The war is devastating an economy already weakened by years of cumulative shocks. And because ordinary Iranian households bear most of these costs, external actors remain insulated from many of the immediate political costs of escalation.
This helps explain why coercive policies can retain support among a leader’s core constituency despite imposing significant economic costs. Drawing on the concept of “Giffen goods,” Wintrobe said that some policies can continue to command support even when they leave supporters materially worse off. That does not mean that the Iran war is popular among US voters, or that Iran’s government enjoys majority support. Rather, the mechanism operates within particular constituencies. In the US, it works through partisan loyalty, narratives of strength and selective information flows. In Iran, external attacks and sanctions can reinforce nationalist solidarity, even among citizens who remain critical of the regime.
Information is central to this process, especially among Trump’s core supporters. The issue is not formal censorship, but a fragmented and polarized media environment in which the costs of the Iran war can be reframed as the price of strength, deterrence and national renewal. In such a setting, economic strain can more easily be attributed to Iran, foreign rivals or domestic opponents rather than to the administration’s own decisions.
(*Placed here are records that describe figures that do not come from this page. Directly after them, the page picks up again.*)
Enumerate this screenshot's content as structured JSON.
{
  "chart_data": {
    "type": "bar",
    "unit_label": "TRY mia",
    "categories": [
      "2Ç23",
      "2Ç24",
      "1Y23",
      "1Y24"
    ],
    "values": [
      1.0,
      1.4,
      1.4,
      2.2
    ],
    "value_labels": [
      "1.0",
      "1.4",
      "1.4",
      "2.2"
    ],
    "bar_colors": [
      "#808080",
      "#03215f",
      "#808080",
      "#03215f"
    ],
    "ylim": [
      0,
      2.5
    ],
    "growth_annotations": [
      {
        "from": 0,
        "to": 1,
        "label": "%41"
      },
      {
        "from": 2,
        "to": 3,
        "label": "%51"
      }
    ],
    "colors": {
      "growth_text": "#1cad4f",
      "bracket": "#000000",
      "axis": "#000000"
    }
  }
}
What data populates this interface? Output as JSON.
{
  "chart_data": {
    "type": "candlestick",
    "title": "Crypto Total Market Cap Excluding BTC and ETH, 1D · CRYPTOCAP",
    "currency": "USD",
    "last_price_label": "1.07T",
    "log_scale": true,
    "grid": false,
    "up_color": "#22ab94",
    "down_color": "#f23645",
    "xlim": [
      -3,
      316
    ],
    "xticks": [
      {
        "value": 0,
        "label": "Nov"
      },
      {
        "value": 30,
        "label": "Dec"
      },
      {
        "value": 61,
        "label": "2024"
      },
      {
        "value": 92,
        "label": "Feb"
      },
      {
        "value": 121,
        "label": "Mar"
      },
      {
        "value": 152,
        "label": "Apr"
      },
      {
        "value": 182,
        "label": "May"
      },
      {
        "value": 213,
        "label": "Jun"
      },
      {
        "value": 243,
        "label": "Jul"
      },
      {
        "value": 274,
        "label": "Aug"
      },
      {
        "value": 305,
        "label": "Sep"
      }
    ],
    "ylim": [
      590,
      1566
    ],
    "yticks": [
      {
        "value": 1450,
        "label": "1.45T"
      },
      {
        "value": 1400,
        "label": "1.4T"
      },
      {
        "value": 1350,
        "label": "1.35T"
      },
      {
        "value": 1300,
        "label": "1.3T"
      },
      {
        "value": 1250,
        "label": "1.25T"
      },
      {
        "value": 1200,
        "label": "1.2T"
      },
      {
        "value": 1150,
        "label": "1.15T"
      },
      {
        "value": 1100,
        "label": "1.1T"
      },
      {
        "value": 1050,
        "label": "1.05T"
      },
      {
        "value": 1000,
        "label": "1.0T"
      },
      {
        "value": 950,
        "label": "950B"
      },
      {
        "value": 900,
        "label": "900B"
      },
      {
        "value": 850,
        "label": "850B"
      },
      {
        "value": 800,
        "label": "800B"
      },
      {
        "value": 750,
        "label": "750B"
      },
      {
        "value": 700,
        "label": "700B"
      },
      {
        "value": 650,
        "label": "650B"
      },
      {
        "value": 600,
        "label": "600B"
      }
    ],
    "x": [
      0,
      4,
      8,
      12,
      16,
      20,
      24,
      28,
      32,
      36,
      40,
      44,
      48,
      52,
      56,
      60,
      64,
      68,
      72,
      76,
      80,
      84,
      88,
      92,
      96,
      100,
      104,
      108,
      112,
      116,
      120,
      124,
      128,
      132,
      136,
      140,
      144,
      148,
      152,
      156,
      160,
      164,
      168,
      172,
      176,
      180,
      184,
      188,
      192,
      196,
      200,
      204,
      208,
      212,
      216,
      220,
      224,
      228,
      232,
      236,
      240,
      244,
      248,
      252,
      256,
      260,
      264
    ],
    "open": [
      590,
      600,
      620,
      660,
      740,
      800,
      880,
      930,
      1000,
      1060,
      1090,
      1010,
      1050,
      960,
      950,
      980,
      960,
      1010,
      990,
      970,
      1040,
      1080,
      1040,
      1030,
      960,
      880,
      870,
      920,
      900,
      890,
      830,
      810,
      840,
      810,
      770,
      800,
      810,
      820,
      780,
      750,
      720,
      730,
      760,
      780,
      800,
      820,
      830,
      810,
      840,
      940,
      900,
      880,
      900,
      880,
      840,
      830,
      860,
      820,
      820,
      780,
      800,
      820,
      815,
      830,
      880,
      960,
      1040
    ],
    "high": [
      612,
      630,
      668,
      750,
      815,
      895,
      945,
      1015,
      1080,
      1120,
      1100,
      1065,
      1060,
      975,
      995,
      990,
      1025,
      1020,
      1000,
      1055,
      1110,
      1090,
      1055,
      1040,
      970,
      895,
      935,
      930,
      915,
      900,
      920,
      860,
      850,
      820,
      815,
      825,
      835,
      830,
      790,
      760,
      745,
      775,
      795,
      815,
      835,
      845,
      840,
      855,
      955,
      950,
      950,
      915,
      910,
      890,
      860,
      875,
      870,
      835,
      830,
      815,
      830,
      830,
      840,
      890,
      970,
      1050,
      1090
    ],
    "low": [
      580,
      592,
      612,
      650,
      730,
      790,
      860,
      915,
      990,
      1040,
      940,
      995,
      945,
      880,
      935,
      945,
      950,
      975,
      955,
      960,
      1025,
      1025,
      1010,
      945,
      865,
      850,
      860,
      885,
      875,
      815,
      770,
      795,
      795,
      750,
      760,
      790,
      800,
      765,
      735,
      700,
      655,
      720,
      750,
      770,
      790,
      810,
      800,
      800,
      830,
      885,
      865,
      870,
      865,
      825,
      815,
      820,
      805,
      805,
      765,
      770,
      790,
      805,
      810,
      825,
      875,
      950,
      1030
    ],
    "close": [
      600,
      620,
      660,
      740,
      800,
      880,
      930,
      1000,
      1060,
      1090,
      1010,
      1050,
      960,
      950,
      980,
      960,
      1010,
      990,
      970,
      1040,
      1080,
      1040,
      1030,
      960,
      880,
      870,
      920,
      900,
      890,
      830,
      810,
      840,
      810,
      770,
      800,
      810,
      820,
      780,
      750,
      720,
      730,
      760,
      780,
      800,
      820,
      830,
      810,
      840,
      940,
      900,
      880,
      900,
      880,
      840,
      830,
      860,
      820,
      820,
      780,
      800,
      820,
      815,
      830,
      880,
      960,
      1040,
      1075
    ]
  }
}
At the same time, Trump’s rapid shift from threatening Iran with catastrophic destruction to announcing a ceasefire can be cast as tactical success, reinforcing the perception that the president is acting decisively and strategically.
Identity also plays a powerful role. When policies are framed as vital to national security, they can create a strong sense of collective purpose even as they impose severe economic costs. That is because public attitudes are shaped as much by status, identity and fear of external threats as they are by material interests.
In times of war, the connection between policy choices and economic hardship becomes obscured, making alternative explanations easier to accept. The result is a political equilibrium that perpetuates costly and destabilizing policies. The persistence of sufficient public support for such measures reflects the interplay between economic incentives, weak political accountability, restricted information and identity politics, rather than simple voter irrationality.
When war generates economic gains for certain groups, it can create powerful incentives to prolong it. While not every beneficiary seeks escalation, some people are structurally positioned to profit from it.
The fallout does not stop at national borders. Rising prices, supply-chain disruptions and heightened uncertainty ripple through the global economy, affecting households and firms far beyond the immediate conflict zone and reshaping political incentives worldwide.
The fragile ceasefire with Iran might pause the violence, but it does not alter the underlying incentives driving the conflict. As long as volatility enriches the powerful while ordinary people pay the price, escalation remains politically useful. The real challenge is to sever the link between geopolitical instability and private gain.
Mohammad Reza Farzanegan, professor of the economics of the Middle East at the Center for Near and Middle Eastern Studies and the School of Business and Economics at Marburg University, is a visiting fellow at the Hamburg Institute for Advanced Study and a research fellow at CESifo and the Economic Research Forum.